It's do or die for the technology industry and Hollywood, as the two forces face off at the peak of the the Stop Online Piracy Act (SOPA) saga. The bill that could give the U.S. government authority to censor the Internet is set to be further evaluated on Friday by the House Judiciary Committee of Congress. Live coverage of the SOPA reading can be seen here.
According to the Center For Responsive Politics, film, music, and television companies have spent more than $91m in lobbying for approval of the bill. Among the media giants pushing to get SOPA passed into law are Disney, News Corp, the NFL, Time Warner, Sony and Viacom.
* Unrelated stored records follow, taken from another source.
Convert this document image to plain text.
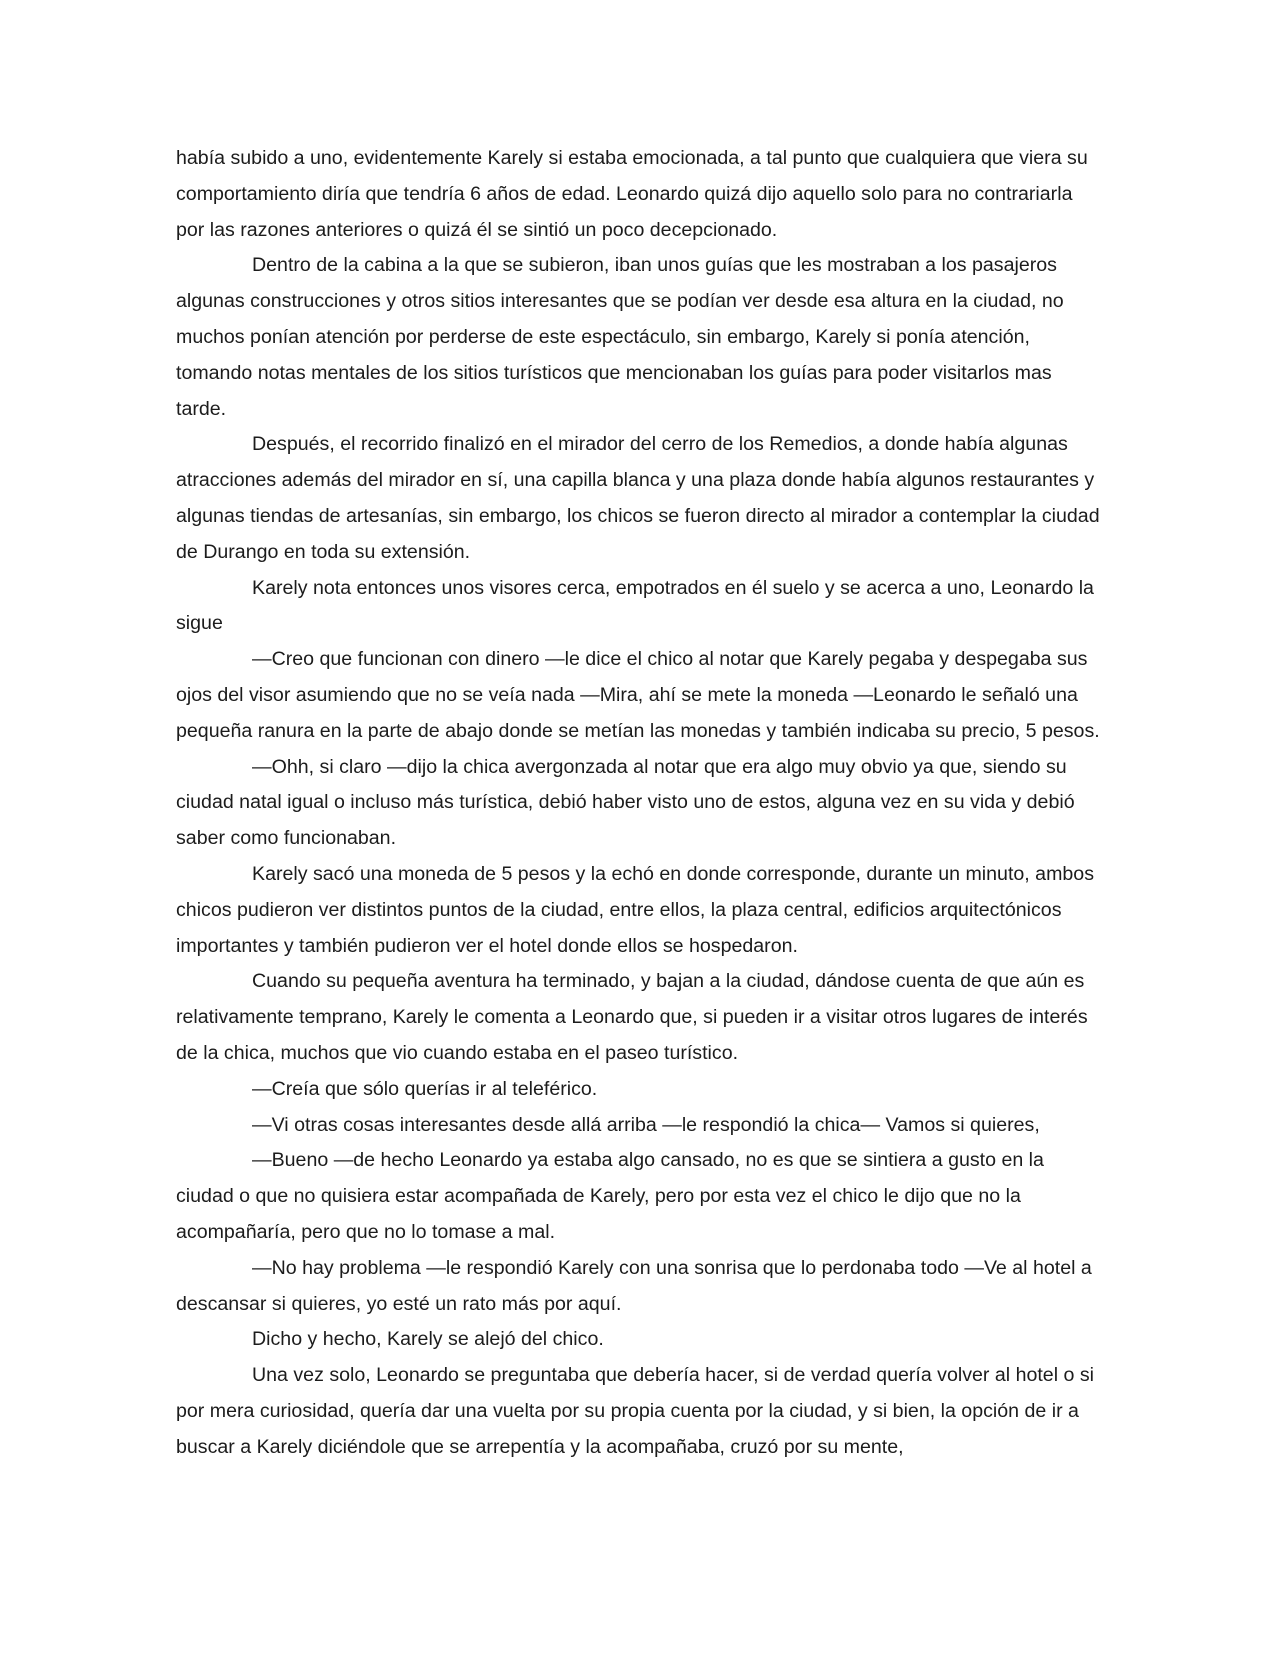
había subido a uno, evidentemente Karely si estaba emocionada, a tal punto que cualquiera que viera su comportamiento diría que tendría 6 años de edad. Leonardo quizá dijo aquello solo para no contrariarla por las razones anteriores o quizá él se sintió un poco decepcionado.

Dentro de la cabina a la que se subieron, iban unos guías que les mostraban a los pasajeros algunas construcciones y otros sitios interesantes que se podían ver desde esa altura en la ciudad, no muchos ponían atención por perderse de este espectáculo, sin embargo, Karely si ponía atención, tomando notas mentales de los sitios turísticos que mencionaban los guías para poder visitarlos mas tarde.

Después, el recorrido finalizó en el mirador del cerro de los Remedios, a donde había algunas atracciones además del mirador en sí, una capilla blanca y una plaza donde había algunos restaurantes y algunas tiendas de artesanías, sin embargo, los chicos se fueron directo al mirador a contemplar la ciudad de Durango en toda su extensión.

Karely nota entonces unos visores cerca, empotrados en él suelo y se acerca a uno, Leonardo la sigue

—Creo que funcionan con dinero —le dice el chico al notar que Karely pegaba y despegaba sus ojos del visor asumiendo que no se veía nada —Mira, ahí se mete la moneda —Leonardo le señaló una pequeña ranura en la parte de abajo donde se metían las monedas y también indicaba su precio, 5 pesos.

—Ohh, si claro —dijo la chica avergonzada al notar que era algo muy obvio ya que, siendo su ciudad natal igual o incluso más turística, debió haber visto uno de estos, alguna vez en su vida y debió saber como funcionaban.

Karely sacó una moneda de 5 pesos y la echó en donde corresponde, durante un minuto, ambos chicos pudieron ver distintos puntos de la ciudad, entre ellos, la plaza central, edificios arquitectónicos importantes y también pudieron ver el hotel donde ellos se hospedaron.

Cuando su pequeña aventura ha terminado, y bajan a la ciudad, dándose cuenta de que aún es relativamente temprano, Karely le comenta a Leonardo que, si pueden ir a visitar otros lugares de interés de la chica, muchos que vio cuando estaba en el paseo turístico.

—Creía que sólo querías ir al teleférico.

—Vi otras cosas interesantes desde allá arriba —le respondió la chica— Vamos si quieres,

—Bueno —de hecho Leonardo ya estaba algo cansado, no es que se sintiera a gusto en la ciudad o que no quisiera estar acompañada de Karely, pero por esta vez el chico le dijo que no la acompañaría, pero que no lo tomase a mal.

—No hay problema —le respondió Karely con una sonrisa que lo perdonaba todo —Ve al hotel a descansar si quieres, yo esté un rato más por aquí.

Dicho y hecho, Karely se alejó del chico.

Una vez solo, Leonardo se preguntaba que debería hacer, si de verdad quería volver al hotel o si por mera curiosidad, quería dar una vuelta por su propia cuenta por la ciudad, y si bien, la opción de ir a buscar a Karely diciéndole que se arrepentía y la acompañaba, cruzó por su mente,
"Every day, internet criminals use illegal foreign websites to steal from New York companies and hard-working Americans," they wrote in an open letter published in major media outlets. "These illegal foreign websites are destroying American jobs and causing billions in lost revenue."
Meanwhile, opponents of SOPA are standing their ground. A letter signed by AOL, eBay, Facebook, Google, LinkedIn, Mozilla, Twitter, Yahoo! and Zynga stated:
"Unfortunately, the bill as drafted would expose law-abiding U.S. Internet and technology companies to new uncertain liabilities, private rights of action, and technology mandates that would require monitoring of web sites. We are concerned that these measures pose a serious risk to our industry's continued track record of innovation and job-creation, as well as to our Nation's cybersecurity. We cannot support these bills as written and ask that you consider more targeted ways to combat foreign 'rogue' websites dedicated to copyright infringement and trademark counterfeiting, while preserving the innovation and dynamism that has made the Internet such an important driver of economic growth and job creation."
If SOPA is passed, millions of people will lose their jobs, and free speech, which is currently under attack in the U.S., will be put in total jeopardy.